No plano de Deus para a educação do homem, os pais são os responsáveis primeiros por esta tarefa. Eles são os representantes dos interesses de Deus e devem instruir os seus filhos no conhecimento de Sua vontade. Os professores participam desta tarefa auxiliando os pais neste processo e os representando através de uma autoridade delegada. Nesta perspectiva, a sala de aula é um espaço soberano sobre a sua autoridade. Os professores possuem ainda uma rica oportunidade de convívio e relacionamento com as crianças num ambiente e idade favoráveis ao aprendizado. É um discipulado intenso que pode ser desenvolvido em todas as áreas da vida. O professor numa escola cristã é o currículo vivo. A sua vida e visão de mundo é uma inspiração para os alunos. O caráter de Cristo será impresso no aluno a partir de e como fruto do seu relacionamento com Ele e depois com os alunos nas diversas situações do dia. Esta influência de vida na vida é muito poderosa.

- A escola
É um lugar propício ao aprendizado. É um lugar de relacionamentos intensos e vivências diversas. No ambiente escolar a criança tem contato com a cultura através da contribuição de cada colega de sala e de uma intensa quantidade de informações e valores que lhe são ministrados de muitas formas e através de várias disciplinas. Nos dias atuais, o centro da formação da próxima geração, tem se deslocado cada vez mais do lar para a escola. É na sala de aula onde se forma a maior parte da visão de mundo das nossas crianças.

- Currículos
Através dos currículos, métodos e políticas educacionais, que nunca são neutros, mas carregam a visão de mundo dos seus idealizadores e a sua filosofia de vida e valores, as crianças são formadas e preparadas para lerem o mundo a sua volta com esta lentes. Esta é também uma influência decisiva naquilo que serão no futuro e da cultura que perpetuarão a próxima geração.
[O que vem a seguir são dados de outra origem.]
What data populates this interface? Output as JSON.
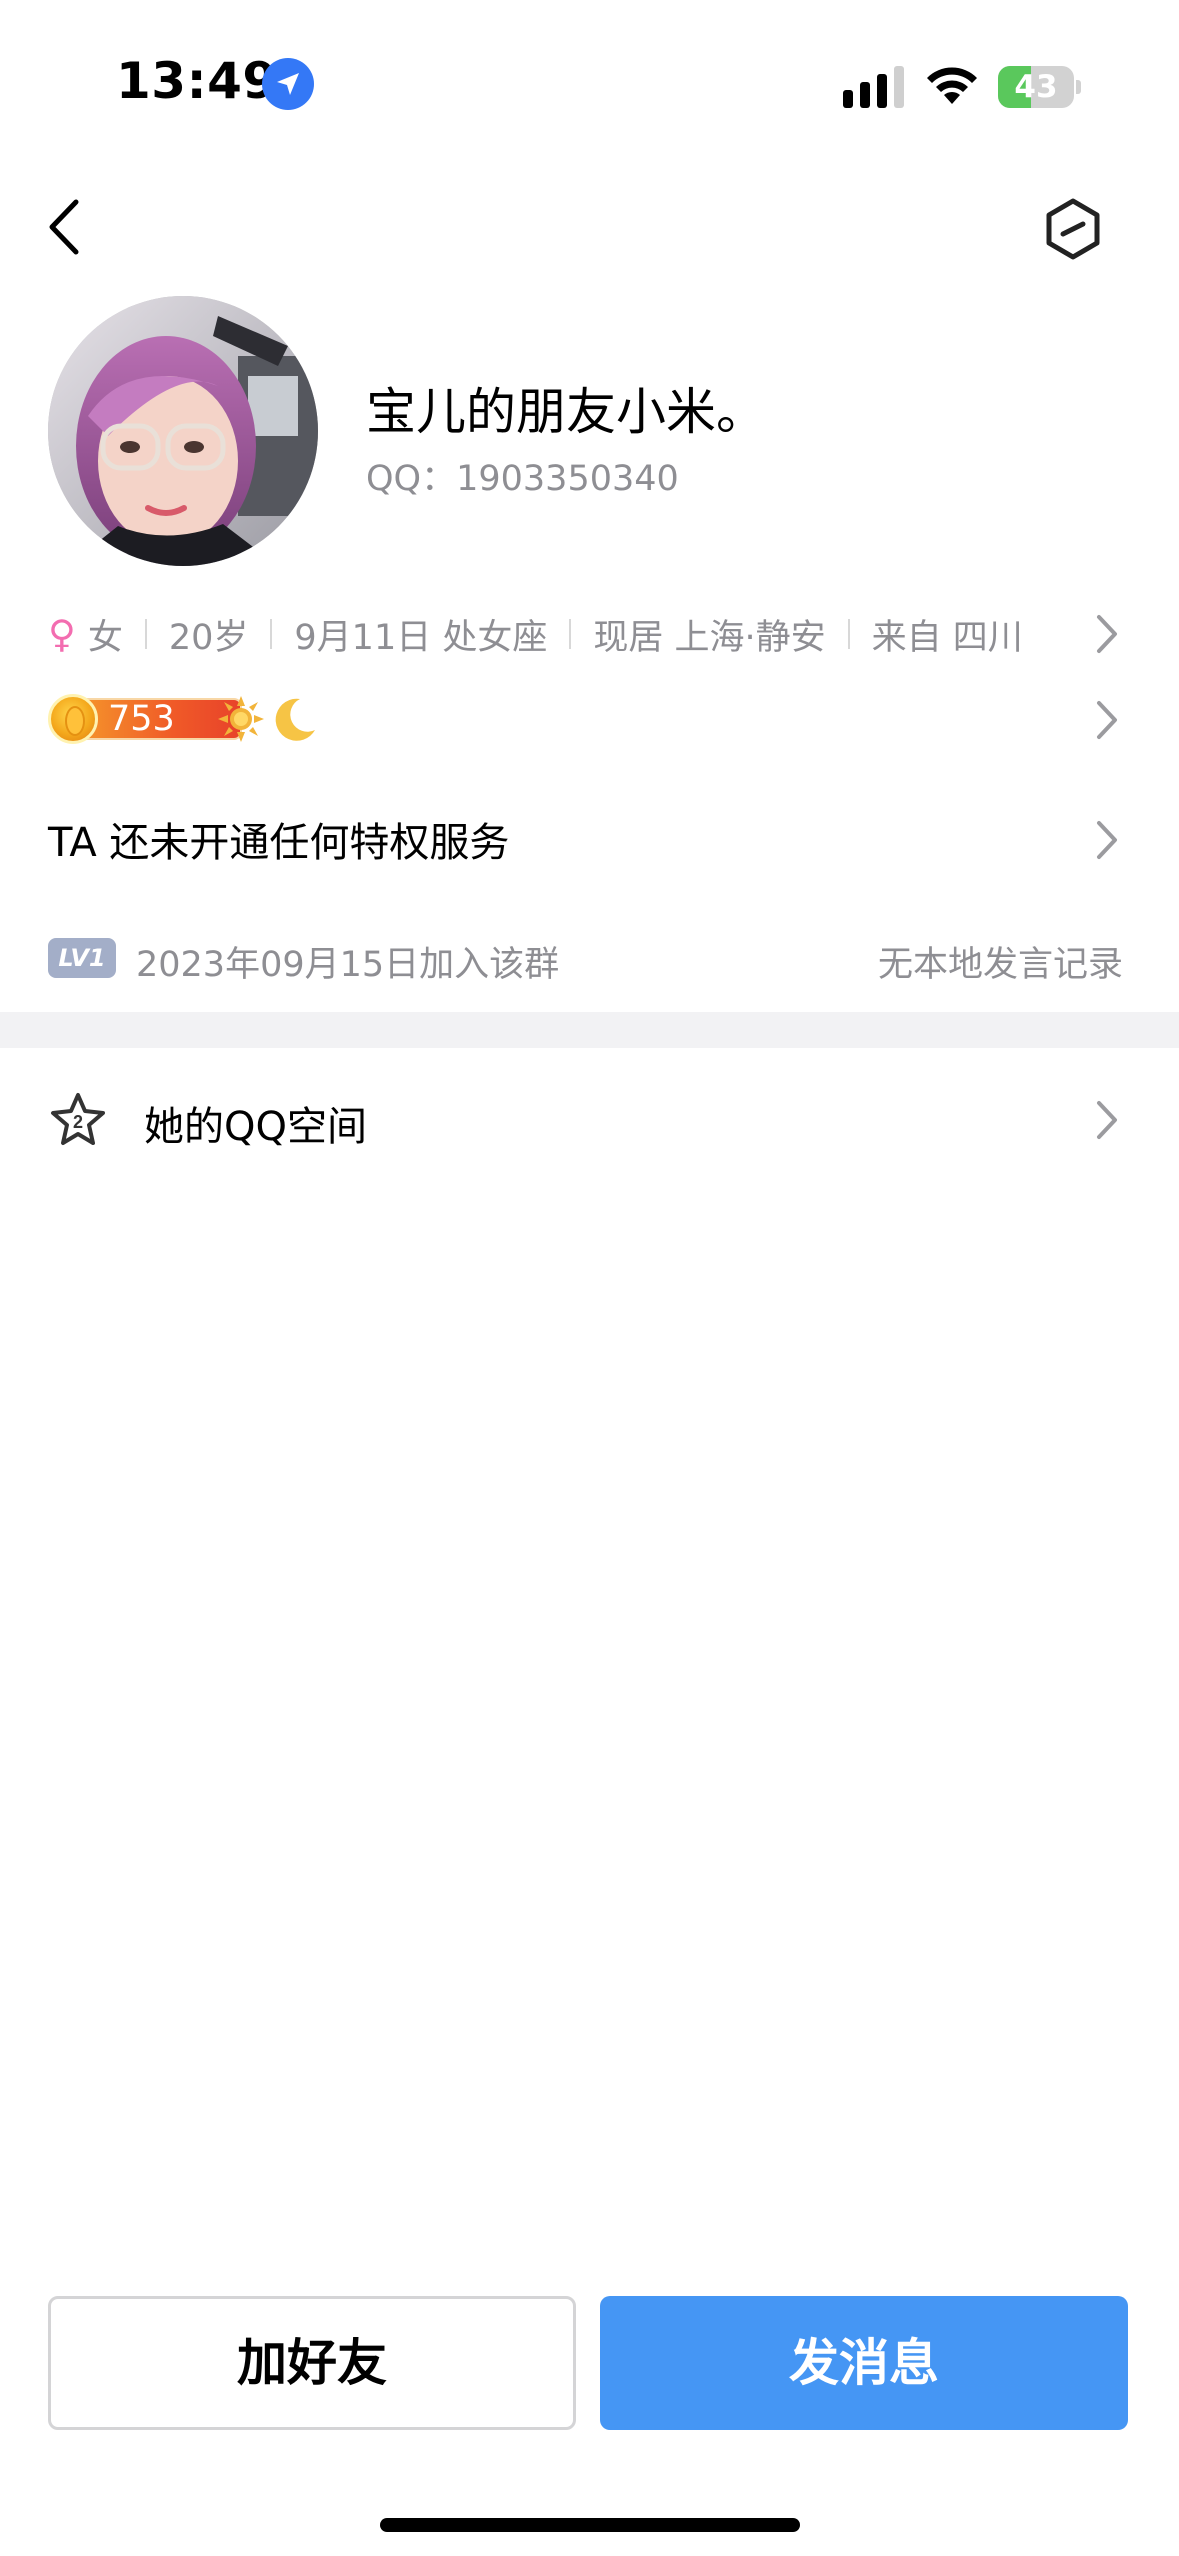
{
  "status_bar": {
    "time": "13:49",
    "battery_level": "43",
    "battery_fraction": 0.43,
    "icons": [
      "location-arrow-icon",
      "cellular-signal-icon",
      "wifi-icon",
      "battery-charging-icon"
    ]
  },
  "nav": {
    "back_icon": "chevron-left-icon",
    "settings_icon": "hexagon-minus-icon"
  },
  "profile": {
    "nickname": "宝儿的朋友小米。",
    "qq_number": "QQ：1903350340"
  },
  "info": {
    "gender_symbol": "♀",
    "gender": "女",
    "age": "20岁",
    "birthday": "9月11日 处女座",
    "residence": "现居 上海·静安",
    "hometown": "来自 四川"
  },
  "level": {
    "coin_value": "753",
    "icons": [
      "sun-badge-icon",
      "moon-badge-icon"
    ]
  },
  "privilege": {
    "text": "TA 还未开通任何特权服务"
  },
  "group": {
    "level_badge": "LV1",
    "join_date": "2023年09月15日加入该群",
    "message_record": "无本地发言记录"
  },
  "qzone": {
    "icon": "star-2-icon",
    "label": "她的QQ空间"
  },
  "actions": {
    "add_friend": "加好友",
    "send_message": "发消息"
  },
  "colors": {
    "primary": "#4596f4",
    "secondary_text": "#8e8e93",
    "gender": "#f36db0",
    "battery": "#5ac85c"
  }
}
Podemos ter ainda uma justificativa histórica para isto, e comprovarmos como muitos líderes, governos e nações, na história da humanidade, descobriram e utilizaram este potencial para influenciar o seu povo e seu tempo através da educação. Ex. Samuel, Hitler, o comunismo, os morávios, os colonizadores americanos(puritanos), entre outros.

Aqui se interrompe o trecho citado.